ヨルの探偵Ⅱ
あの後、保健室で何してるんだと優介くんに全員が怒られ、男子生徒も「なんで俺も?」とキョトンとしながら怒られていた。
ガミガミ叱られ、しょんぼりしながらまとめて教室に戻れと保健室を追い出されたわけだけど……。
「授業受ける気分じゃなくなった……」
今の時間は数学。
公式なんて一ミリも頭に入ってこなそうだから教室に向かうふりして窓から逃げ出したんだけど、丁度いい日陰が見つからなくて散策中。

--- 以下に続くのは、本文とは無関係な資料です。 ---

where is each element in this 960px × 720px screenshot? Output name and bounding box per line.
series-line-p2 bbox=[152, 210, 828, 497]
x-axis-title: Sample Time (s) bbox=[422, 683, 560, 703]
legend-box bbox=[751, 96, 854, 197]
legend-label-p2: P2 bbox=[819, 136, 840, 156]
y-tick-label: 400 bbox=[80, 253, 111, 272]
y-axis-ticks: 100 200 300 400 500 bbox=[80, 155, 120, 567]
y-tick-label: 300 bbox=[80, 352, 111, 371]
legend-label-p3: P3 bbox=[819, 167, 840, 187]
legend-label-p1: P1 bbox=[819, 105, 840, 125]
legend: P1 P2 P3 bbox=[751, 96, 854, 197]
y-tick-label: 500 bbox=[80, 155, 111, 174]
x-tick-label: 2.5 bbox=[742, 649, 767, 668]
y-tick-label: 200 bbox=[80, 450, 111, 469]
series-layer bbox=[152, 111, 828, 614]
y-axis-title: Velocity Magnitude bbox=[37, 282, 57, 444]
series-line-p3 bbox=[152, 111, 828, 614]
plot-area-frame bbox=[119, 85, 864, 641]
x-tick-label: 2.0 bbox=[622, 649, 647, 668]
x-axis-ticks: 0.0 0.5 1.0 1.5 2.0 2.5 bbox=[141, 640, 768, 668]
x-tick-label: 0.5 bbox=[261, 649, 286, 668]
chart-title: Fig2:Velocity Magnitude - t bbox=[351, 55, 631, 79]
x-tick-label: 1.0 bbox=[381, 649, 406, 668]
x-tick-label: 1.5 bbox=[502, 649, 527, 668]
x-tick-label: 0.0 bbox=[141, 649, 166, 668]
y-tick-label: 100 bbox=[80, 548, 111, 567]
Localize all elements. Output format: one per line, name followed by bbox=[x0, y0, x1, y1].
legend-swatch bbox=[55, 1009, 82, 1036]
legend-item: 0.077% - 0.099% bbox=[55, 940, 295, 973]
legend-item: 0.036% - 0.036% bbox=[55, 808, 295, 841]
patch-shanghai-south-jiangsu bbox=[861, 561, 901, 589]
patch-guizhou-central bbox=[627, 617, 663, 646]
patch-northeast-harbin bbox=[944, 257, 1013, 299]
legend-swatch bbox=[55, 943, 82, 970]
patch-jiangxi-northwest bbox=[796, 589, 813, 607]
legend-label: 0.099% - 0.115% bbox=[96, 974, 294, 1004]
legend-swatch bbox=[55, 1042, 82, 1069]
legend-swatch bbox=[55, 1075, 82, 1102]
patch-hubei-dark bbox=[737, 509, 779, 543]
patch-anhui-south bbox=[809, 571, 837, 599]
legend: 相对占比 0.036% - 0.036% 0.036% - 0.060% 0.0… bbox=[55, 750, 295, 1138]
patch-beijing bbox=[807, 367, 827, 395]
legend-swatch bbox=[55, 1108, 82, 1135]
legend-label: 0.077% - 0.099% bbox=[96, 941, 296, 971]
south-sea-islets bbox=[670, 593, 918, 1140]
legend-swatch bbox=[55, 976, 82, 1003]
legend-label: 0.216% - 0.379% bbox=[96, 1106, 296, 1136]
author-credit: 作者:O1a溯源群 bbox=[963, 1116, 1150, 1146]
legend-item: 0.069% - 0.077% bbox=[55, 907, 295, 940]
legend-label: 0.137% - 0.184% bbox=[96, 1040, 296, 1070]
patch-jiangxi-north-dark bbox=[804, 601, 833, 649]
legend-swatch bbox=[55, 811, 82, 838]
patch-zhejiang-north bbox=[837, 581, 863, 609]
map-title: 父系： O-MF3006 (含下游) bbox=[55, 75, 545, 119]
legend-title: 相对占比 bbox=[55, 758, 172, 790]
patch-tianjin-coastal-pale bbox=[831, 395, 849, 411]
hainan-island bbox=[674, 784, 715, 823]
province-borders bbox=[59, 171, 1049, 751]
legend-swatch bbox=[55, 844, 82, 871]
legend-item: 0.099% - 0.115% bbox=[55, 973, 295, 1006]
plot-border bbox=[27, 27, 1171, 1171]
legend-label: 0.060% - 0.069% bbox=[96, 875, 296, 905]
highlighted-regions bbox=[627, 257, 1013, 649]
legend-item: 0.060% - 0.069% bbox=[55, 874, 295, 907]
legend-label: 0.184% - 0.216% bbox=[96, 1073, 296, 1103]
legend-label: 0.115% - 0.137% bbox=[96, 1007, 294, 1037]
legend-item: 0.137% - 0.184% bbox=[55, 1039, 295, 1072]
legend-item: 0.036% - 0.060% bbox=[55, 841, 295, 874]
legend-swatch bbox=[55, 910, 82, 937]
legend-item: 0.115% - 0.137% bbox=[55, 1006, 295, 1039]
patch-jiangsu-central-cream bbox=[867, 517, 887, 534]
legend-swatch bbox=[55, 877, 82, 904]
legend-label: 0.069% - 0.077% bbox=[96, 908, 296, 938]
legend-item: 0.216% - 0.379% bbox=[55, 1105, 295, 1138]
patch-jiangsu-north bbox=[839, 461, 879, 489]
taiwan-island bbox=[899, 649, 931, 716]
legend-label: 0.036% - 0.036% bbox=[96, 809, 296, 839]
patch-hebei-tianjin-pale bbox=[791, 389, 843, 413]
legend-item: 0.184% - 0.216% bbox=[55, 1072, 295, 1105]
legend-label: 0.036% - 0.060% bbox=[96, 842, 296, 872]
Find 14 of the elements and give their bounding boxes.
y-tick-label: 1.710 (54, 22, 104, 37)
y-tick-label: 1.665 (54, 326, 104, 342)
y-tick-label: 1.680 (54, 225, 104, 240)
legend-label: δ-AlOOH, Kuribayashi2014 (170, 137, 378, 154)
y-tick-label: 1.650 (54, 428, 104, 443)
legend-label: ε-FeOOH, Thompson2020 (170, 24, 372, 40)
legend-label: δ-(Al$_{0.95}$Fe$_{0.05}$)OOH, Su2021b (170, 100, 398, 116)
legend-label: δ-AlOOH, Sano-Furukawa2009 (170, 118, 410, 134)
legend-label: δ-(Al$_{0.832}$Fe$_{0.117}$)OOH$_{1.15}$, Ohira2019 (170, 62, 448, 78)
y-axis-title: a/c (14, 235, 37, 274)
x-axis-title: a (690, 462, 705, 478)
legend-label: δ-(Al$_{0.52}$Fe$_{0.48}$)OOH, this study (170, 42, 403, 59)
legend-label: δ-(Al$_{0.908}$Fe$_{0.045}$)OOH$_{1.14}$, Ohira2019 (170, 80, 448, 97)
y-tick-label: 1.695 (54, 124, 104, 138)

あの男子生徒も多分というか絶対教室戻ってない。ほんとにぶっ飛んでた。
アンダーグラウンドにいても不思議じゃないのに、平凡な感じが表に溶け込んでてちょっと羨ましい。
「そういえば、名前なんだったんだろ」
木の影で足を止め、最後まで名前を呼ばずに心の中で男子生徒と呼んでいた彼の顔を思い出す。
見た目は本当に普通。身長も平均。細くも太くもない身体。墨色の癖のない普通の髪に、若干ツリ目の薄茶の瞳。とにかく眠そうで覇気のない目だった。
物事において、全てドライというか……。私と気が合わなくもない相手って感じかな。
「名前、聞いとけばよかった」
学校で使ってる名前も偽名だろうし、聞いても本当の名前は教えてくれないだろうけど、本人に聞いとけば呼び方困らないのにやらかした。
とりあえず、名無しのナナオって呼んどこ。
すとん、とその場に腰を下ろす。
丁度いい日陰が見つからないから、木陰で休んじゃおうと足を伸ばすと足音が聞こえて顔を上げた。
「おやおや、きょんじゃん」
「そのあだ名、可愛くないからやめろ」
「ふふーん。……座れば?」
見下ろしてくる王様に、好戦的に見上げる。
無表情のまま座った恭。肩上くらいまでのミディアムの黒髪がそよそよと風に吹かれて、目元に視線を向けると切れ長な瞳が揺らいでいた。
恭を見てるとなんだろ、心がざわつく。
……それは、居心地のいい感情ではなかった。